I lavoratori intermittenti vanno computati nell’organico dell’impresa

Redazione Scientifica
09 Luglio 2026

Ai sensi del d.lgs. n. 81/2015, il lavoro intermittente rientra a pieno titolo nei contratti di lavoro subordinato (potendo persino essere a tempo indeterminato) e si caratterizza, ai sensi dell’art. 15, comma 1, per il solo fatto di essere il contratto “mediante il quale un lavoratore si pone a disposizione di un datore di lavoro che ne può utilizzare la prestazione lavorativa in modo discontinuo o intermittente secondo le esigenze individuate dai contratti collettivi, anche con riferimento alla possibilità di svolgere le prestazioni in periodi predeterminati nell'arco della settimana, del mese o dell’anno”. I lavoratori intermittenti vanno, dunque, computati nell’organico dell’impresa in proporzione all’orario di lavoro effettivamente svolto nell’arco di ciascun semestre.

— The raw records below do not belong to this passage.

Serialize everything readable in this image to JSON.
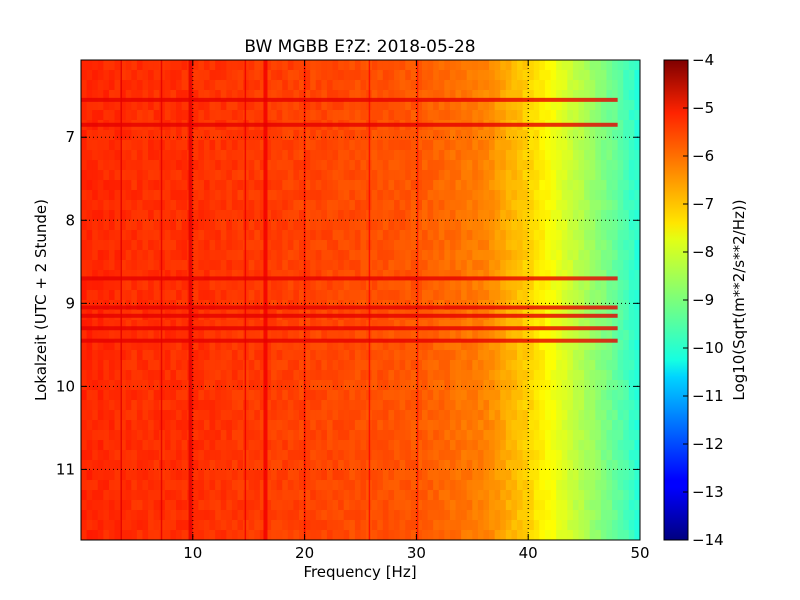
{
  "chart_data": {
    "type": "heatmap",
    "title": "BW MGBB E?Z: 2018-05-28",
    "xlabel": "Frequency [Hz]",
    "ylabel": "Lokalzeit (UTC + 2 Stunde)",
    "colorbar_label": "Log10(Sqrt(m**2/s**2/Hz))",
    "xlim": [
      0,
      50
    ],
    "ylim": [
      6.07,
      11.85
    ],
    "y_inverted": true,
    "x_ticks": [
      10,
      20,
      30,
      40,
      50
    ],
    "x_tick_labels": [
      "10",
      "20",
      "30",
      "40",
      "50"
    ],
    "y_ticks": [
      7,
      8,
      9,
      10,
      11
    ],
    "y_tick_labels": [
      "7",
      "8",
      "9",
      "10",
      "11"
    ],
    "color_range": [
      -14,
      -4
    ],
    "colorbar_ticks": [
      -4,
      -5,
      -6,
      -7,
      -8,
      -9,
      -10,
      -11,
      -12,
      -13,
      -14
    ],
    "colorbar_tick_labels": [
      "−4",
      "−5",
      "−6",
      "−7",
      "−8",
      "−9",
      "−10",
      "−11",
      "−12",
      "−13",
      "−14"
    ],
    "colormap": "jet",
    "grid": true,
    "base_level_by_frequency": {
      "freq": [
        0,
        5,
        10,
        20,
        30,
        36,
        38,
        40,
        42,
        44,
        46,
        48,
        50
      ],
      "level": [
        -5.6,
        -5.7,
        -5.7,
        -5.9,
        -6.1,
        -6.5,
        -6.9,
        -7.3,
        -7.8,
        -8.3,
        -8.8,
        -9.3,
        -9.9
      ]
    },
    "vertical_lines_hz": [
      3.6,
      7.2,
      9.8,
      14.7,
      16.5,
      20.0,
      25.8,
      30.1
    ],
    "horizontal_bands_hours": [
      6.55,
      6.85,
      8.7,
      9.05,
      9.15,
      9.3,
      9.45
    ]
  }
}
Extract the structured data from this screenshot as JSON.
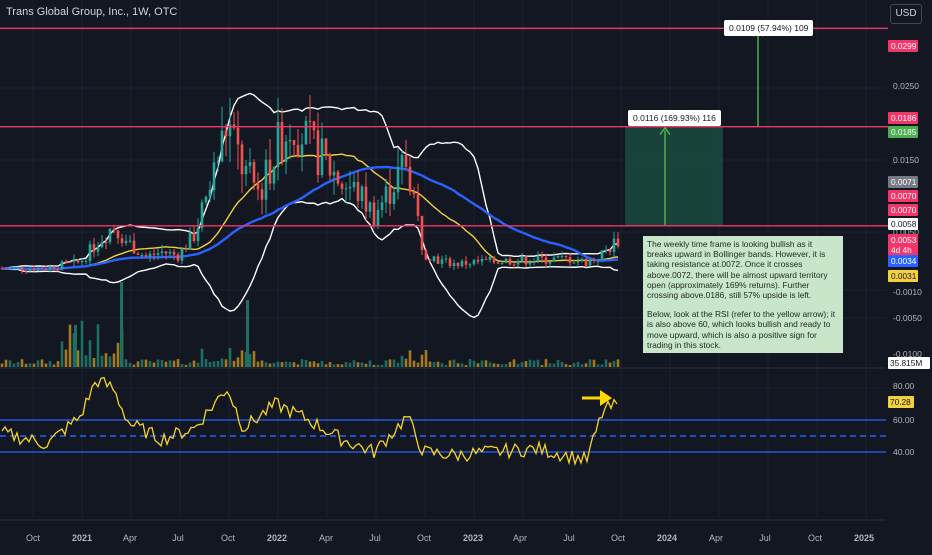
{
  "header": {
    "title": "Trans Global Group, Inc., 1W, OTC",
    "currency_label": "USD"
  },
  "colors": {
    "background": "#131722",
    "resistance_line": "#f23669",
    "up_candle": "#26a69a",
    "down_candle": "#ef5350",
    "bb_band": "#ffffff",
    "ma_yellow": "#f4d03f",
    "ma_blue": "#2962ff",
    "rsi_line": "#f5d327",
    "rsi_band": "#2962ff",
    "measure_fill": "#1b4a3f",
    "measure_arrow": "#4caf50",
    "annotation_bg": "#c8e6c9"
  },
  "price_axis": {
    "ticks": [
      "0.0250",
      "0.0150",
      "0.0050",
      "-0.0010",
      "-0.0050",
      "-0.0100"
    ]
  },
  "price_tags": [
    {
      "value": "0.0299",
      "color": "#f23669"
    },
    {
      "value": "0.0186",
      "color": "#f23669"
    },
    {
      "value": "0.0185",
      "color": "#4caf50"
    },
    {
      "value": "0.0071",
      "color": "#787b86"
    },
    {
      "value": "0.0070",
      "color": "#f23669"
    },
    {
      "value": "0.0070",
      "color": "#f23669"
    },
    {
      "value": "0.0058",
      "color": "#ffffff"
    },
    {
      "value": "0.0053",
      "color": "#f23669"
    },
    {
      "value": "4d 4h",
      "color": "#f23669"
    },
    {
      "value": "0.0034",
      "color": "#2962ff"
    },
    {
      "value": "0.0031",
      "color": "#f4d03f"
    }
  ],
  "volume_tag": "35.815M",
  "rsi_axis": {
    "ticks": [
      "80.00",
      "60.00",
      "40.00"
    ],
    "current": "70.28"
  },
  "time_axis": {
    "labels": [
      "Oct",
      "2021",
      "Apr",
      "Jul",
      "Oct",
      "2022",
      "Apr",
      "Jul",
      "Oct",
      "2023",
      "Apr",
      "Jul",
      "Oct",
      "2024",
      "Apr",
      "Jul",
      "Oct",
      "2025"
    ]
  },
  "measure_labels": {
    "upper": "0.0109 (57.94%) 109",
    "lower": "0.0116 (169.93%) 116"
  },
  "annotation": {
    "paragraph1": "The weekly time frame is looking bullish as it breaks upward in Bollinger bands. However, it is taking resistance at.0072. Once it crosses above.0072, there will be almost upward territory open (approximately 169% returns). Further crossing above.0186, still 57% upside is left.",
    "paragraph2": "Below, look at the RSI (refer to the yellow arrow); it is also above 60, which looks bullish and ready to move upward, which is also a positive sign for trading in this stock."
  },
  "chart_data": [
    {
      "type": "candlestick",
      "title": "Trans Global Group, Inc., 1W, OTC",
      "y_unit": "USD",
      "resistance_levels": [
        0.0299,
        0.0186,
        0.0072
      ],
      "price_path": [
        [
          "2020-09",
          0.0023
        ],
        [
          "2020-11",
          0.0024
        ],
        [
          "2021-01",
          0.003
        ],
        [
          "2021-02",
          0.0052
        ],
        [
          "2021-03",
          0.0072
        ],
        [
          "2021-04",
          0.0052
        ],
        [
          "2021-05",
          0.0036
        ],
        [
          "2021-06",
          0.0042
        ],
        [
          "2021-07",
          0.0038
        ],
        [
          "2021-08",
          0.0062
        ],
        [
          "2021-09",
          0.012
        ],
        [
          "2021-10",
          0.019
        ],
        [
          "2021-11",
          0.0135
        ],
        [
          "2021-12",
          0.011
        ],
        [
          "2022-01",
          0.016
        ],
        [
          "2022-02",
          0.0195
        ],
        [
          "2022-03",
          0.0165
        ],
        [
          "2022-04",
          0.0145
        ],
        [
          "2022-05",
          0.0122
        ],
        [
          "2022-06",
          0.011
        ],
        [
          "2022-07",
          0.0085
        ],
        [
          "2022-08",
          0.0115
        ],
        [
          "2022-09",
          0.015
        ],
        [
          "2022-10",
          0.0042
        ],
        [
          "2022-11",
          0.0032
        ],
        [
          "2022-12",
          0.0028
        ],
        [
          "2023-01",
          0.003
        ],
        [
          "2023-03",
          0.0032
        ],
        [
          "2023-05",
          0.0033
        ],
        [
          "2023-07",
          0.0034
        ],
        [
          "2023-08",
          0.003
        ],
        [
          "2023-09",
          0.004
        ],
        [
          "2023-10",
          0.0058
        ]
      ],
      "rsi_path": [
        [
          "2020-09",
          50
        ],
        [
          "2020-11",
          45
        ],
        [
          "2021-01",
          62
        ],
        [
          "2021-02",
          85
        ],
        [
          "2021-03",
          80
        ],
        [
          "2021-04",
          58
        ],
        [
          "2021-06",
          48
        ],
        [
          "2021-08",
          55
        ],
        [
          "2021-10",
          80
        ],
        [
          "2021-11",
          55
        ],
        [
          "2022-01",
          70
        ],
        [
          "2022-03",
          60
        ],
        [
          "2022-05",
          48
        ],
        [
          "2022-07",
          40
        ],
        [
          "2022-09",
          62
        ],
        [
          "2022-10",
          40
        ],
        [
          "2022-12",
          38
        ],
        [
          "2023-02",
          40
        ],
        [
          "2023-05",
          42
        ],
        [
          "2023-08",
          35
        ],
        [
          "2023-09",
          66
        ],
        [
          "2023-10",
          70
        ]
      ],
      "rsi_levels": [
        80,
        60,
        50,
        40
      ]
    }
  ]
}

E’ vero che la disciplina di gara non specificava il settore che doveva essere oggetto della certificazione (circostanza su cui insiste la controinteressata), ma è la stessa normativa – sopra ricordata – a chiarire che i criteri di valorizzazione delle offerte, nell’ambito di una gara da aggiudicarsi secondo il criterio dell’offerta economicamente più vantaggiosa, devono essere connessi all’oggetto dell’appalto; il che pare ovvio, tanto più – appunto – laddove si tratti di ottenere un punteggio premiale; ragionando diversamente, infatti, e dunque ammettendo che una S.A., per il solo fatto di non aver specificato nella lex specialis che la certificazione deve essere pertinente all’oggetto dell’appalto, possa valorizzare qualunque certificazione, non sarebbe individuabile il discrimine da utilizzare tra le certificazioni prodotte dalle varie concorrenti, nell’ottica – invece irrinunciabile – del principio del risultato, che impone, tra l’altro, di selezionare il contraente in maniera efficiente (il che implica anche che non deve attribuirsi il punteggio premiale, indifferentemente, alle certificazioni attinenti all’oggetto del contratto e a quelle che non lo siano; né risulta in atti o dalle difese che AMA abbia operato una valutazione di equivalenza).

In questo senso, non rileva poi in senso contrario il fatto, ricordato dalla controinteressata, che le certificazioni attestano una qualità dei processi in generale; è certamente vero che, in assoluto, il possesso della certificazione attesta che l'operatore economico adotta processi organizzativi e gestionali conformi a standard internazionali riconosciuti, rappresentando un elemento di affidabilità generale, ma qui si discute dell’attribuzione di punteggi premiali, non di requisiti professionali; pertanto, a meno di non annichilire la finalità della previsione della lex specialis, la attribuzione del punteggio, si ripete – per avere un significato effettivo, in linea con la normativa primaria – deve poter consentire una reale selezione fra i concorrenti, che sia peraltro individuabile a priori (l’attinenza all’oggetto dell’appalto, indicata dalla normativa, è dunque il riferimento necessario).